Does C# support the use of static local variables?

No, C# does not support this. You can come close with:

private static System.Text.RegularExpressions.Regex re =
         new System.Text.RegularExpressions.Regex("\\(copy (\\d+)\\)$");

private static string AppendCopyToFileName(string f)
{

}

The only difference here is the visibility of 're'. It is exposed to the classm not just to the method.

The re variable will be initialized the first time the containing class is used in some way. So keep this in a specialized small class.


Unfortunately, no. I really loved this possibility in C.

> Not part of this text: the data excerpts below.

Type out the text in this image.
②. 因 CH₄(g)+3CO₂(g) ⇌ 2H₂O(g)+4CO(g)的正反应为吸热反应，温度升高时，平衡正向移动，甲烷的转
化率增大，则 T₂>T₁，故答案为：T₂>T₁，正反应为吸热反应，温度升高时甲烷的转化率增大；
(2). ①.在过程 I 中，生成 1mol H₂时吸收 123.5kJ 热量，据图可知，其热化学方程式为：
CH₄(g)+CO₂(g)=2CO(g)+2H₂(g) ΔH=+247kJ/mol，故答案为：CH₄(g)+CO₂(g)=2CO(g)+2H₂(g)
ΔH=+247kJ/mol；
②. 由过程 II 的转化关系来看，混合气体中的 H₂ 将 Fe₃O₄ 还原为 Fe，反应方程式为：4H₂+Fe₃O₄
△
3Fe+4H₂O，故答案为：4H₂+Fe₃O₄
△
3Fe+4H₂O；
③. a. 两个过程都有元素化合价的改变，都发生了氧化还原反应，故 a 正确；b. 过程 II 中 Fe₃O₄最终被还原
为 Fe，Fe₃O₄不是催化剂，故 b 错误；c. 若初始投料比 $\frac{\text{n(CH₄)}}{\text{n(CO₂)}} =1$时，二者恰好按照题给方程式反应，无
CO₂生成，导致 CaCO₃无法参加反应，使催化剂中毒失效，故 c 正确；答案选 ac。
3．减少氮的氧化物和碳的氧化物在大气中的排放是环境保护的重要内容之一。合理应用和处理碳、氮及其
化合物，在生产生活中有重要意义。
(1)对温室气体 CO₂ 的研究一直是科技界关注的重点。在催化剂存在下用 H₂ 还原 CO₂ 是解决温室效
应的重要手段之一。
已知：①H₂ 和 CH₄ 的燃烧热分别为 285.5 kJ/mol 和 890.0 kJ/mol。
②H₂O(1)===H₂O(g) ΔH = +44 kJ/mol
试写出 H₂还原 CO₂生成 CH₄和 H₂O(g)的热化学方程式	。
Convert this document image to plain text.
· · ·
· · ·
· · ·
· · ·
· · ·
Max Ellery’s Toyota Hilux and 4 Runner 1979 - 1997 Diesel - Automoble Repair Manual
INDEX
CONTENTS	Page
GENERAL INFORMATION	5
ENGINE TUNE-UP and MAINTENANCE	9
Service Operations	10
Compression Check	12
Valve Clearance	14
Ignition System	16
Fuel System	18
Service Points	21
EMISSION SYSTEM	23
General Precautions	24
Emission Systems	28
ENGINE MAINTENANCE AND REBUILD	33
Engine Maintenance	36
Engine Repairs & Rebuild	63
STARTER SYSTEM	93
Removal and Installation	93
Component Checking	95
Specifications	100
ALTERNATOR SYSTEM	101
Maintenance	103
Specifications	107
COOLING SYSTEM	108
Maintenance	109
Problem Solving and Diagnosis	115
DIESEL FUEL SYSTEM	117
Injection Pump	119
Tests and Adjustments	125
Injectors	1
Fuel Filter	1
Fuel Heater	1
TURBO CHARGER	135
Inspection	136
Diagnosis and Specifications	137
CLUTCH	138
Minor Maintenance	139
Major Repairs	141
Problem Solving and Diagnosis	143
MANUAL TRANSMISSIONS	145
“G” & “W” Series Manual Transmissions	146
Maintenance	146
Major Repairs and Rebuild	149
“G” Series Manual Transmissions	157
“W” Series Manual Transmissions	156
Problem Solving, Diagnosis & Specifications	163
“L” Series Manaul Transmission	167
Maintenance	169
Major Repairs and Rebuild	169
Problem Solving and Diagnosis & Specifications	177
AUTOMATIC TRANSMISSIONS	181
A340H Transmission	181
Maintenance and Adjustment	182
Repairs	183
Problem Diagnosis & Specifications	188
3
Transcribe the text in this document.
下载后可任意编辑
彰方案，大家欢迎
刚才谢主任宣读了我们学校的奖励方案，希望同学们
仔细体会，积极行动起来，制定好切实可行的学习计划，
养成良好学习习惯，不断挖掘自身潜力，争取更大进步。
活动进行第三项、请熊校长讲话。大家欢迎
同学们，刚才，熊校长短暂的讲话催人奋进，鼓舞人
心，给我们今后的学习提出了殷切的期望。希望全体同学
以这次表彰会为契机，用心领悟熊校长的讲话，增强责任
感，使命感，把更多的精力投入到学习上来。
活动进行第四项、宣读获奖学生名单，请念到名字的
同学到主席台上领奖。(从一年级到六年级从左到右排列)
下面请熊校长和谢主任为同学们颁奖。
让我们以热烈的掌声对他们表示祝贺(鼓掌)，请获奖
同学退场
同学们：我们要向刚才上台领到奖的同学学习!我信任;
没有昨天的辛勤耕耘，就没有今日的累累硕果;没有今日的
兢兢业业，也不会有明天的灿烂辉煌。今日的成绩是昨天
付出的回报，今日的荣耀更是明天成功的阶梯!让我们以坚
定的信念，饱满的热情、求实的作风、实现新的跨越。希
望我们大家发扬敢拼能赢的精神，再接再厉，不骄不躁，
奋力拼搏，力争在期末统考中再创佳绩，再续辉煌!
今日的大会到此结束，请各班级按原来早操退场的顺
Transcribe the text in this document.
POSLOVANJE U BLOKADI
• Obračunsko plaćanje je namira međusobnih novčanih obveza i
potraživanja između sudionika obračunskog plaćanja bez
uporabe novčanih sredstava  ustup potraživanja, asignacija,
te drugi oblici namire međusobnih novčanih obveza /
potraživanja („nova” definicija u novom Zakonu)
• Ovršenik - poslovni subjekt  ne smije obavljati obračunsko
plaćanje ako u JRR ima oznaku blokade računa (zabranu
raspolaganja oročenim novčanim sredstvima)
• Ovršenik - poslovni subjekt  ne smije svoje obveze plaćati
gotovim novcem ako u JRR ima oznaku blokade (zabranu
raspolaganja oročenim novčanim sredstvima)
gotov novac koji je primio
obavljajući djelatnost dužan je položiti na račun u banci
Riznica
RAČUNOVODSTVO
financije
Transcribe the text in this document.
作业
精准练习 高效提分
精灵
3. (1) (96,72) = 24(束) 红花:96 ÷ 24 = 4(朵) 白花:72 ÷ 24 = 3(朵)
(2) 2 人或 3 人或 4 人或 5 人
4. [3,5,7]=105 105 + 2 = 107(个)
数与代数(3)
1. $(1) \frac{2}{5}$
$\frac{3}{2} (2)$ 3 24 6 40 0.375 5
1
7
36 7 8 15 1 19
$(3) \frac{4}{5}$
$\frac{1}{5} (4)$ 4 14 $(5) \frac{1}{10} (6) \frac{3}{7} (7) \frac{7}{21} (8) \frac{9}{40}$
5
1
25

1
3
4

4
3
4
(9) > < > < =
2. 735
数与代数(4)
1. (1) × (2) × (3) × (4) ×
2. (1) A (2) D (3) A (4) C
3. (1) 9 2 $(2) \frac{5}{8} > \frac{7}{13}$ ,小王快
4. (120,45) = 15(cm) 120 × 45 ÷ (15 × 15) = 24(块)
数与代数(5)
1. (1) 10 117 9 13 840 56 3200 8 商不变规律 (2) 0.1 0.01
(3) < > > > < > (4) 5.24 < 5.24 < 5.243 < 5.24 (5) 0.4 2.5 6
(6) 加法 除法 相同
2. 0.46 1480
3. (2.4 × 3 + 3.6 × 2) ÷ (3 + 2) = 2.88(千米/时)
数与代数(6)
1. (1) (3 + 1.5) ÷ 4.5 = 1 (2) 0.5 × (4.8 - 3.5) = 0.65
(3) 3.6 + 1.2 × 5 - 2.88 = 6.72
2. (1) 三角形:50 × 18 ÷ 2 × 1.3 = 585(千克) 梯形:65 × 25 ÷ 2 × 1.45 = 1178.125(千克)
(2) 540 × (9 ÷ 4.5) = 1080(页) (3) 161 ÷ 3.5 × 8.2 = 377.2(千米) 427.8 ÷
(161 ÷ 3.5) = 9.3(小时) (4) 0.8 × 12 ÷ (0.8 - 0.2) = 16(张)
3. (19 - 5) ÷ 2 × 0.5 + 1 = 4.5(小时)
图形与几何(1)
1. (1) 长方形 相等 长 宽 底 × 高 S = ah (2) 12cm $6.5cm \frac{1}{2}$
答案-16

I have an idea what you could do.

Create a class that will provide access to instance-specific values, which will be preserved statically.

Something like this:

class MyStaticInt
{
    // Static storage
    private static Dictionary <string, int> staticData =
        new Dictionary <string, int> ();

    private string InstanceId
    {
        get
        {
            StackTrace st = new StackTrace ();
            StackFrame sf = st.GetFrame (2);
            MethodBase mb = sf.GetMethod ();

            return mb.DeclaringType.ToString () + "." + mb.Name;
        }
    }

    public int StaticValue
    {
        get { return staticData[InstanceId]; }

        set { staticData[InstanceId] = value; }
    }

    public MyStaticInt (int initializationValue)
    {
        if (!staticData.ContainsKey (InstanceId))
            staticData.Add (InstanceId, initializationValue);
    }
}

Can be used this way...

class Program
{
    static void Main (string[] args)
    {
        // Only one static variable is possible per Namespace.Class.Method scope
        MyStaticInt localStaticInt = new MyStaticInt (0);

        // Working with it
        localStaticInt.StaticValue = 5;
        int test = localStaticInt.StaticValue;
    }
}

It's not a perfect solution, but an interesting toy.

You can only have one static variable of this type per Namespace.Class.Method scope. Won't work in property methods - they all resolve to the same name - get_InstanceId.


Why not create a static readonly member on your class and initialize it in a static constructor maybe?

This will give you the same performance benefit - it will only get initialised once.